In fact, I think this will not be necessary, since a spline interpolant will result in a linear combination of the points. If the points are all in-plane, then any linear combination of those points will also be in-plane too. (I'll think about this claim, but I'm pretty confident it will hold.)
The interpolation itself can be done using tools like pchip, my own interparc, etc. A problem is how to enforce that the points lie inside a polygonal domain as defined by that facet. The suggestion of vert2con will fail here however. Why?
vert2con will produce a set of linear constraints that could in theory be applied to the spline. But the spline is a nonlinear function, even though it is linear in the spline parameters. Those linear inequalities cannot be applied to the spline, as a FUNCTION. You could sample the spline at a gazillion (the technical term for a LOT) points, then apply those inequalities to each point. Essentially this will be a NECESSARY constraint on the spline, that it lies inside the volume, but it will not be a sufficient condition. This is the same as how monotonicity constraints can be applied to a spline. If you constraint the spline to be monotone at a finite set of points, then you will have a necessary, but not sufficient condition that the spline be monotonic as a function. So there could be a small region (or regions) where the spline actually fails to satisfy the constraints.
And of course, you need to be careful. For example, suppose the points happen to lie at the vertices of the triangular facet? For example, suppose you choose the points as rows of xy below:
xy = [1 0;1 1;0 1];
They define a triangular domain. Can you now find a spline that lies entirely inside that triangular region, AND also interpolate those points? Of course not, if the spline interpolant will be at least a C1 function. No matter how you define a smooth interpolant through those points, if it is differentiable at the vertices of the triangle, then it must go outside of the triangle at that second vertex.
xyt = [0 0;0 1;1 0];
xy = rand(100,2);
ind = sum(xy,2)<1;
xy = xy(ind,:);
plot(xyt(:,1),xyt(:,2),'ob-')
hold on
plot(xy(:,1),xy(:,2),'g+',xyint(:,1),xyint(:,2),'r:')

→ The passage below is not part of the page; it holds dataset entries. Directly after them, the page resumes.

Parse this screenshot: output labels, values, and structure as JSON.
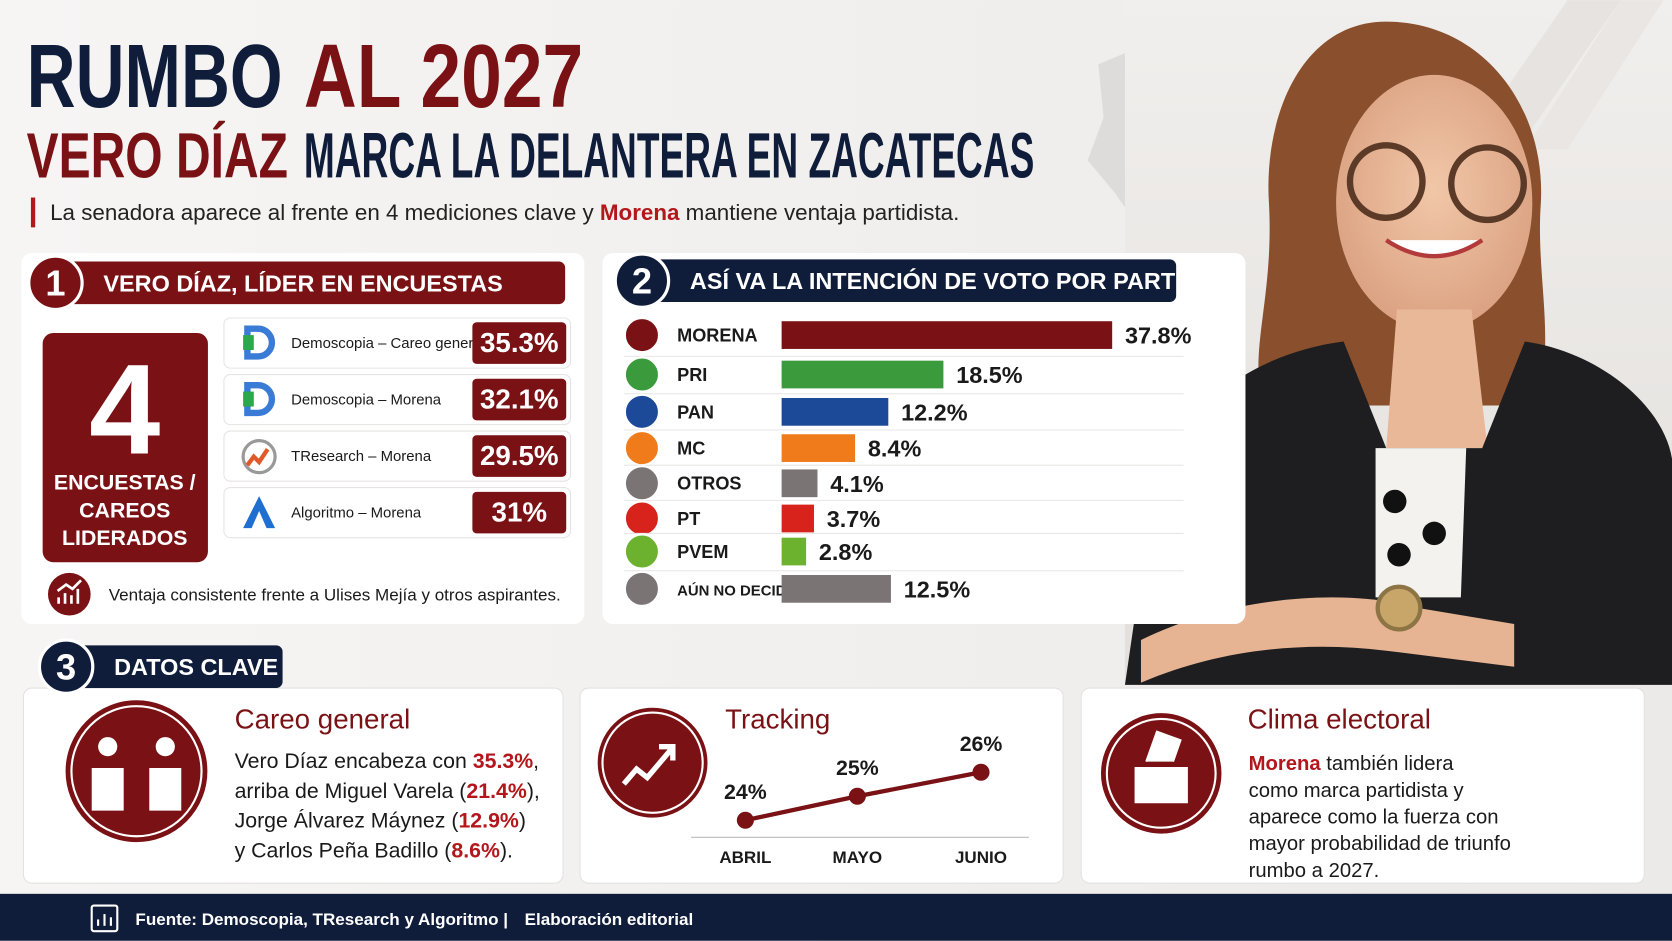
{
  "header": {
    "title": [
      "RUMBO",
      "AL 2027"
    ],
    "headline": [
      "VERO DÍAZ",
      "MARCA LA DELANTERA EN ZACATECAS"
    ],
    "subtitle": [
      "La senadora aparece al frente en 4 mediciones clave y ",
      "Morena",
      " mantiene ventaja partidista."
    ]
  },
  "section1": {
    "number": "1",
    "title": "VERO DÍAZ, LÍDER EN ENCUESTAS",
    "count": "4",
    "count_label": [
      "ENCUESTAS /",
      "CAREOS",
      "LIDERADOS"
    ],
    "polls": [
      {
        "name": "Demoscopia – Careo general",
        "value": "35.3%"
      },
      {
        "name": "Demoscopia – Morena",
        "value": "32.1%"
      },
      {
        "name": "TResearch – Morena",
        "value": "29.5%"
      },
      {
        "name": "Algoritmo – Morena",
        "value": "31%"
      }
    ],
    "note": "Ventaja consistente frente a Ulises Mejía y otros aspirantes."
  },
  "section2": {
    "number": "2",
    "title": "ASÍ VA LA INTENCIÓN DE VOTO POR PARTIDO"
  },
  "chart_data": [
    {
      "type": "bar",
      "orientation": "horizontal",
      "categories": [
        "MORENA",
        "PRI",
        "PAN",
        "MC",
        "OTROS",
        "PT",
        "PVEM",
        "AÚN NO DECIDE"
      ],
      "values": [
        37.8,
        18.5,
        12.2,
        8.4,
        4.1,
        3.7,
        2.8,
        12.5
      ],
      "value_labels": [
        "37.8%",
        "18.5%",
        "12.2%",
        "8.4%",
        "4.1%",
        "3.7%",
        "2.8%",
        "12.5%"
      ],
      "colors": [
        "#7a1114",
        "#3b9a3b",
        "#1d4a98",
        "#f07b1b",
        "#7a7574",
        "#d8221c",
        "#6db22f",
        "#7a7574"
      ]
    },
    {
      "type": "line",
      "title": "Tracking",
      "categories": [
        "ABRIL",
        "MAYO",
        "JUNIO"
      ],
      "values": [
        24,
        25,
        26
      ],
      "value_labels": [
        "24%",
        "25%",
        "26%"
      ],
      "color": "#7a1114"
    }
  ],
  "section3": {
    "number": "3",
    "title": "DATOS CLAVE",
    "cards": [
      {
        "title": "Careo general",
        "lines": [
          [
            "Vero Díaz encabeza con ",
            "35.3%",
            ","
          ],
          [
            "arriba de Miguel Varela (",
            "21.4%",
            "),"
          ],
          [
            "Jorge Álvarez Máynez (",
            "12.9%",
            ")"
          ],
          [
            "y Carlos Peña Badillo (",
            "8.6%",
            ")."
          ]
        ]
      },
      {
        "title": "Clima electoral",
        "lines": [
          [
            "",
            "Morena",
            " también lidera"
          ],
          [
            "como marca partidista y"
          ],
          [
            "aparece como la fuerza con"
          ],
          [
            "mayor probabilidad de triunfo"
          ],
          [
            "rumbo a 2027."
          ]
        ]
      }
    ]
  },
  "footer": {
    "source": "Fuente: Demoscopia, TResearch y Algoritmo",
    "separator": "|",
    "credit": "Elaboración editorial"
  }
}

As you can see, the interpolated curve falls entirely inside the triangular domain, mainly because I used a pchip interpolant for the purpose. That helps, but it won't ensure the curve always does. I'm quite confident that with only a tiny amount of effort, I can come up with an example where that fails. For example...
xy = [0.1 0.1;0.3 0.69;0.69 0.3;0.2 0.2];
xyt = [0 0;0 1;1 0];
xyint = interparc(1000,xy(:,1),xy(:,2),'pchip');
plot(xyt(:,1),xyt(:,2),'ob-')
hold on
plot(xy(:,1),xy(:,2),'g+',xyint(:,1),xyint(:,2),'r:')
I could easily enough show you how to do the interpolation using pchip directly, without need to use interparc here. Regardless, the point is that ensuring the curve falls entirely inside a polygonal domain is difficult, UNLESS your spline is a piecewise linear one. Then it is entirely trivial. But few people ever say spline when they mean a piecewise linear (connect-the-dots) function.
xyint = interparc(1000,xy(:,1),xy(:,2),'linear');
plot(xyt(:,1),xyt(:,2),'ob-')
hold on
plot(xy(:,1),xy(:,2),'g+',xyint(:,1),xyint(:,2),'r:')
As you can see, a piecewise linear interpolant will never have a problem, but since it is just connect-the-dots, I'm not sure you would be happy with that result. Any smooth interpolant will potentially have problems with some set of points.
Again, the fact that I've done my examples in 2-d is not relevant, since one can always use projective means to turn a 3-d problem that lies entirely in a plane into a 2-d one. And given my claim that sine a spline interpolant will yield a linear combination of the points, then you don't really need to do the projection at all. Any linear combination of a set of points that lie in a plane will result in a point that also lies in the same plane.
If I've misunderstood the question, please explain and I'll see what I can do.